As an analogy, consider the use of maps when you travel from one place to another. If it’s a good map, you can clearly see where you are and where you want to go. You get the information you need, such as distance and travel time, and perhaps some information about the destination itself, and plan accordingly. However, no matter how detailed that map is, it’s still an abstraction that will not tell you anything about the missing stop sign at the corner of Elm and Main which will almost certainly give you the scare of your life, nor will it alert you to the emergency road construction that reduces traffic to a single lane for 3 miles and 30 minutes. You’re just going to have to deal with it. The map also won’t tell you about the ice cream stand with the beautiful sign that you decided to stop at for an hour, the heartbreak of bad tacos received in promising circumstances, and the uplifting NPR news segment about penguins making friends with puffins. Going A-to-B is a great idea, but the speed of travel itself—your productivity, by analogy—is highly dependent on the actual terrain you will encounter. You will go the speed that the terrain and your heart dictates, and experienced travellers know that the key to frustration-free travel is just to go with it and adapt.
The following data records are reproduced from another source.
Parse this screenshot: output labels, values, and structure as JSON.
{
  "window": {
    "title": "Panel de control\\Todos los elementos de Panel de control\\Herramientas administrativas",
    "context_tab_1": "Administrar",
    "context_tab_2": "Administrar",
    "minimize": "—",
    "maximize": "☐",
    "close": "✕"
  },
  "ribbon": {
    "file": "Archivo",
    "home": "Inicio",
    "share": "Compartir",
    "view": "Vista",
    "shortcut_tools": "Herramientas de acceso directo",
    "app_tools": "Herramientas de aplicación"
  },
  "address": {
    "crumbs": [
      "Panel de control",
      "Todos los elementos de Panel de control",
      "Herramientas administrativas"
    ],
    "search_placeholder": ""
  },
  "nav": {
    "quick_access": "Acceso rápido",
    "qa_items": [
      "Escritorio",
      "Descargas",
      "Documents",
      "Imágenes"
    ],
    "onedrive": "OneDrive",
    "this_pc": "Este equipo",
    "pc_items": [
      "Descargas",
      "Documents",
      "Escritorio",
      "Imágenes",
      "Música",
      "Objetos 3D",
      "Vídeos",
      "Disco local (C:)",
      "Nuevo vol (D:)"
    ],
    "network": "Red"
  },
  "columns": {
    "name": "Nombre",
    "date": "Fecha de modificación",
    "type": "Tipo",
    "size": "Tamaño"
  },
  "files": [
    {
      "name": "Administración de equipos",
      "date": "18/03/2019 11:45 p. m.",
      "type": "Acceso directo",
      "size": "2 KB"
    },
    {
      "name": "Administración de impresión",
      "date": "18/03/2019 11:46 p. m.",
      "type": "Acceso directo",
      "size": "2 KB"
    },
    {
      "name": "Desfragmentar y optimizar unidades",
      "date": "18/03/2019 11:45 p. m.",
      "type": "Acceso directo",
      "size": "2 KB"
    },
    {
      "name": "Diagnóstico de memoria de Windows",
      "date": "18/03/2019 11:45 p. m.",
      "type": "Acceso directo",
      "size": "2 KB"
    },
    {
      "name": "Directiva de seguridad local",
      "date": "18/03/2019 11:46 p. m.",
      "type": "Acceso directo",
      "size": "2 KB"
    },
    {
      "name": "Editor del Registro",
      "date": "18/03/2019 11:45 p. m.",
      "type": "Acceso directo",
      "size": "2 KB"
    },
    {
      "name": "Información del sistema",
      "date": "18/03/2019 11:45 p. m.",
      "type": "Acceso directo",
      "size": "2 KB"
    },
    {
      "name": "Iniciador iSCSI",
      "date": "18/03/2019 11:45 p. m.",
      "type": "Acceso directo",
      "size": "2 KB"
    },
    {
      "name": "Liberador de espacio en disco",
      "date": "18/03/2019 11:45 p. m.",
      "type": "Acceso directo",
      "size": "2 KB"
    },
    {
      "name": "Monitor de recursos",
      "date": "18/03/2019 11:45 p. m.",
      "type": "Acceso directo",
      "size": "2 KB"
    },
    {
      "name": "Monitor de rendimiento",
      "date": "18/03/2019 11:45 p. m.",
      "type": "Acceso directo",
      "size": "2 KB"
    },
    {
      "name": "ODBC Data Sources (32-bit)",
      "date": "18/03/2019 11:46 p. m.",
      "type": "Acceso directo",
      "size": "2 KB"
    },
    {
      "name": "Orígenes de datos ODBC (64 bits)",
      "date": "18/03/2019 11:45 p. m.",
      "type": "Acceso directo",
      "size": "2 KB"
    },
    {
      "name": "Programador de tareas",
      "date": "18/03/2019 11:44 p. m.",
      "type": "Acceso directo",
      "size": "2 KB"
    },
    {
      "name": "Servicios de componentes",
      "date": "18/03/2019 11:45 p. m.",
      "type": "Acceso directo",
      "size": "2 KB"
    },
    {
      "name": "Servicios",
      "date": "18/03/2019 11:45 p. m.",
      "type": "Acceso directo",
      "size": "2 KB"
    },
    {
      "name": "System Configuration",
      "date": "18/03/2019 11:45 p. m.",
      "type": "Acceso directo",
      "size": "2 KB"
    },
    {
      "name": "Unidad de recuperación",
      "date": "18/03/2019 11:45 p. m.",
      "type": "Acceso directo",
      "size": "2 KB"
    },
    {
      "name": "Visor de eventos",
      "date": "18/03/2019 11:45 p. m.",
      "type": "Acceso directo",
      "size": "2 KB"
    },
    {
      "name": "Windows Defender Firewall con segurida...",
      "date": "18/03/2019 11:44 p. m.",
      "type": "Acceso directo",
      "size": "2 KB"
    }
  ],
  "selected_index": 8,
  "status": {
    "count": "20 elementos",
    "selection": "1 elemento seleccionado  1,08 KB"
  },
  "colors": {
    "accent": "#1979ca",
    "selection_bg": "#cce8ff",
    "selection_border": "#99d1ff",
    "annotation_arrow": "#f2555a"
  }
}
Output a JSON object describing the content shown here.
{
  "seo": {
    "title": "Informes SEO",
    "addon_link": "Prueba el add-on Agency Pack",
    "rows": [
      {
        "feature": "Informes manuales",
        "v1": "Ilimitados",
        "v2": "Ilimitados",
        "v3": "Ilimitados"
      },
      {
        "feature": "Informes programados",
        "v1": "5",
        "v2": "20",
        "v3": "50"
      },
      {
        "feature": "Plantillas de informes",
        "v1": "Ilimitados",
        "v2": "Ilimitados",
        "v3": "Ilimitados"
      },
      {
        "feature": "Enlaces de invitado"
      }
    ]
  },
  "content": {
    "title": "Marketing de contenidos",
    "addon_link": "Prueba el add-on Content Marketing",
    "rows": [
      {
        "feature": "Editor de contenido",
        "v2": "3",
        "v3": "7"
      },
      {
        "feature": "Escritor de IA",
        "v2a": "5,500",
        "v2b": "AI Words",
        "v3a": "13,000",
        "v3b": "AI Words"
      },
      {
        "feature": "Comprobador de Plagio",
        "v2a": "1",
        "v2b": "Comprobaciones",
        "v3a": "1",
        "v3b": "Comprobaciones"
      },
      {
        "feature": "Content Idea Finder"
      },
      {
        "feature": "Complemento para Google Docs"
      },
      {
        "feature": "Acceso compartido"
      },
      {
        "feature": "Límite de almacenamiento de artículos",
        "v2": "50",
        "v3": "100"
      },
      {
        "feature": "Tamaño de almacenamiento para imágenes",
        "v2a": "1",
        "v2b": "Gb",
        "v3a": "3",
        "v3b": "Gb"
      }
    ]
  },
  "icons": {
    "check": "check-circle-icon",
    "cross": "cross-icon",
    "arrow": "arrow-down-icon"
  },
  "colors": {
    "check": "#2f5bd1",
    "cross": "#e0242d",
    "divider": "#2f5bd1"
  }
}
Telling yourself that you SHOULD have gotten there three hours ago just will burn you up with unhappiness. And that’s the place I’ve been in, much of the time, when facing the challenge of finishing my website. The detailed work is demanding. I have to slow down and handle it, and I have to remember that being forced to slow is not a reflection on how much I suck.
As a more tangible example, let me use my current website goal. To launch, I need to add the productivity forms download pages, which will be indexed using a grid of “post featured images as thumbnails. The theme I purchased has this functionality in it, so it should be easy, right? NOT EXACTLY. The theme uses a content layout plugin called Visual Composer, which relies on ANOTHER plugin that provides the theme-specific extensions to create the grid of thumbnails. This plugin relies on the “post thumbnail” feature of WordPress to show the right picture with each link, which I have never used so I would have to manually add them for the past 7 years of articles, some 1900 individual posts. On top of that, the grid layout isn’t exactly right, but to modify it means I would have to modify the plugin itself, which will take some time to outline so I know just HOW it does its magic. Because if I don’t outline the code, I will also affect the way regular blog posts are displayed on the main page, as it happens to effect both places. It will take time looking through their code, documenting it enough so I understand its big picture, then write test code on a testing version of the website to see if it works without destroying something important.
In just a few minutes, I’ve had to transition from “OK! LET’S IMPLEMENT A FEATURE!” to “OMG, ALL THE MOVING PARTS”. And I haven’t even touched upon the technical knowledge requirements that I have had to learn about before I can actually do anything: WordPress core programmer features, database structure and manipulation, etc. If I am expecting to implement that feature quickly, I am sadly delusional. If I maintain that mismatch between the real demands of the task and my own desires for speed, I will grow frustrated and angry, and then I’ll give up unless I am absolutely forced to. That’s the nature of the resistance, in a nutshell.
Remember, it’s OK to slow down!
So, I remind myself that it’s OK that it’s slow. There are a lot of moving parts, and it’s exhausting to keep track of them. If I remember that it’s OK to downshift into the detail oriented world AND maintain an appropriate expectation of my speed, I’ll be fine. That helps me keep my frustration to a minimum.